Bu konuşmanın ardından kısa süre sonra ayrıldık; ona bu konuda pek karşılık vermedim, zaten daha sonrasında da bir daha görmedim, başına ne geldi, nereye gitti bilmiyordum. Bana gelince, cebimde çok az param olduğundan kara yoluyla Londra’ya geçtim; bütün yolculuk boyunca doğrudan evime mi gitsem yoksa yeniden kendimi denizlere mi atsam diye düşünerek kendimle mücadele ettim.
Eve dönmemi engelleyen en büyük etken, yapmış olduklarım karşısında duyacağım büyük utançtı. Sadece annem ve babama karşı utanç duymayacaktım, komşularımız arasında da alay meselesi olacak, böylece etrafımdaki herkesten utanmak zorunda kalacaktım.
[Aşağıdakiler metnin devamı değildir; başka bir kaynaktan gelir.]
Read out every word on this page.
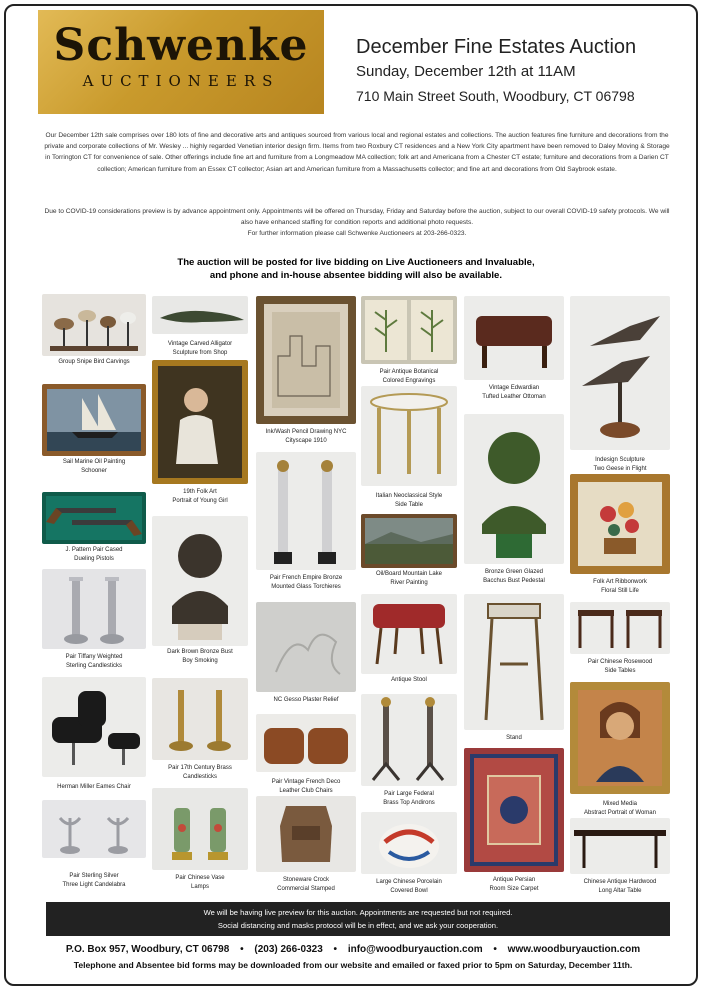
Schwenke
AUCTIONEERS
December Fine Estates Auction
Sunday, December 12th at 11AM
710 Main Street South, Woodbury, CT 06798
Our December 12th sale comprises over 180 lots of fine and decorative arts and antiques sourced from various local and regional estates and collections. The auction features fine furniture and decorations from the private and corporate collections of Mr. Wesley ... highly regarded Venetian interior design firm. Items from two Roxbury CT residences and a New York City apartment have been removed to Daley Moving & Storage in Torrington CT for convenience of sale. Other offerings include fine art and furniture from a Longmeadow MA collection; folk art and Americana from a Chester CT estate; furniture and decorations from a Darien CT collection; American furniture from an Essex CT collector; Asian art and American furniture from a Massachusetts collector; and fine art and decorations from Old Saybrook estate.
Due to COVID-19 considerations preview is by advance appointment only. Appointments will be offered on Thursday, Friday and Saturday before the auction, subject to our overall COVID-19 safety protocols. We will also have enhanced staffing for condition reports and additional photo requests.
For further information please call Schwenke Auctioneers at 203-266-0323.
The auction will be posted for live bidding on Live Auctioneers and Invaluable,
and phone and in-house absentee bidding will also be available.
Group Snipe Bird Carvings
Sail Marine Oil Painting
Schooner
J. Pattern Pair Cased
Dueling Pistols
Pair Tiffany Weighted
Sterling Candlesticks
Herman Miller Eames Chair
Pair Sterling Silver
Three Light Candelabra
Vintage Carved Alligator
Sculpture from Shop
19th Folk Art
Portrait of Young Girl
Dark Brown Bronze Bust
Boy Smoking
Pair 17th Century Brass
Candlesticks
Pair Chinese Vase
Lamps
Ink/Wash Pencil Drawing NYC
Cityscape 1910
Pair French Empire Bronze
Mounted Glass Torchieres
NC Gesso Plaster Relief
Pair Vintage French Deco
Leather Club Chairs
Stoneware Crock
Commercial Stamped
Pair Antique Botanical
Colored Engravings
Italian Neoclassical Style
Side Table
Oil/Board Mountain Lake
River Painting
Antique Stool
Pair Large Federal
Brass Top Andirons
Large Chinese Porcelain
Covered Bowl
Vintage Edwardian
Tufted Leather Ottoman
Bronze Green Glazed
Bacchus Bust Pedestal
Stand
Antique Persian
Room Size Carpet
Indesign Sculpture
Two Geese in Flight
Folk Art Ribbonwork
Floral Still Life
Pair Chinese Rosewood
Side Tables
Mixed Media
Abstract Portrait of Woman
Chinese Antique Hardwood
Long Altar Table
We will be having live preview for this auction. Appointments are requested but not required.
Social distancing and masks protocol will be in effect, and we ask your cooperation.
P.O. Box 957, Woodbury, CT 06798 • (203) 266-0323 • info@woodburyauction.com • www.woodburyauction.com
Telephone and Absentee bid forms may be downloaded from our website and emailed or faxed prior to 5pm on Saturday, December 11th.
Evden ayrıldığım günden bu yana insanları gözlemleme fırsatım olmuştu, ne kadar uygunsuz olursa olsun, ne kadar mantıksızca davranılırsa davranılsın genç bir delikanlının o dönemlerde hatasını anlayıp tövbe etmesi ve pişmanlık duyması durumunda kimsenin buna anlayış göstermeyeceğini biliyordum. Onlara göre işlediği suçtan utanmayan bir kişinin sonrasında duyduğu pişmanlık, insanı aptalca gösterecek bir davranışta bulunmaktan sıkılmazken o davranıştan sonra utanması ve vicdan azabı duymasına benzer bir şekilde bilgece davranış olarak görülmeyecekti.
Bu düşüncelerle mücadele ettiğim sırada, ileride ne yapmam ve nasıl bir yol izlemem gerektiği konusunda kendime bir yön çizemediğimden, bir süre yaşamımı aynı konumumda sürdürdüm. Eve geri dönme konusunda engelleyemediğim isteksizlik duygusu sürmeye devam ediyordu; zaman geçtikçe yaşamış olduğum amansız tehlikelerin izleri de yavaş yavaş silinmeye başlamış, az da olsa eve dönmek için duyduğum isteğim de onlarla birlikte kaybolmuştu, en sonunda da bu düşüncelerimin hepsini bir kenara bırakarak yolculuğa hazır olduğuma karar vermiştim.
II. BÖLÜM
ESARET VE KAÇIŞ
O zamanlar beni evimden kopararak uzaklara sürükleyen para kazanmak için duyduğum vahşice tutkularım, hiçbir şeyi umursamadan babamın tüm güzel öğütlerine, yalvarmalarına ve buyruklarına sırtımı dönmemi sağlayan, beni tamamen hâkimiyeti altına alan bu uğursuz etki; beni şimdi Afrika kıyılarına, gemicilerin kaba deyimiyle Gine’ye giden bir gemiye binmem için zorluyordu.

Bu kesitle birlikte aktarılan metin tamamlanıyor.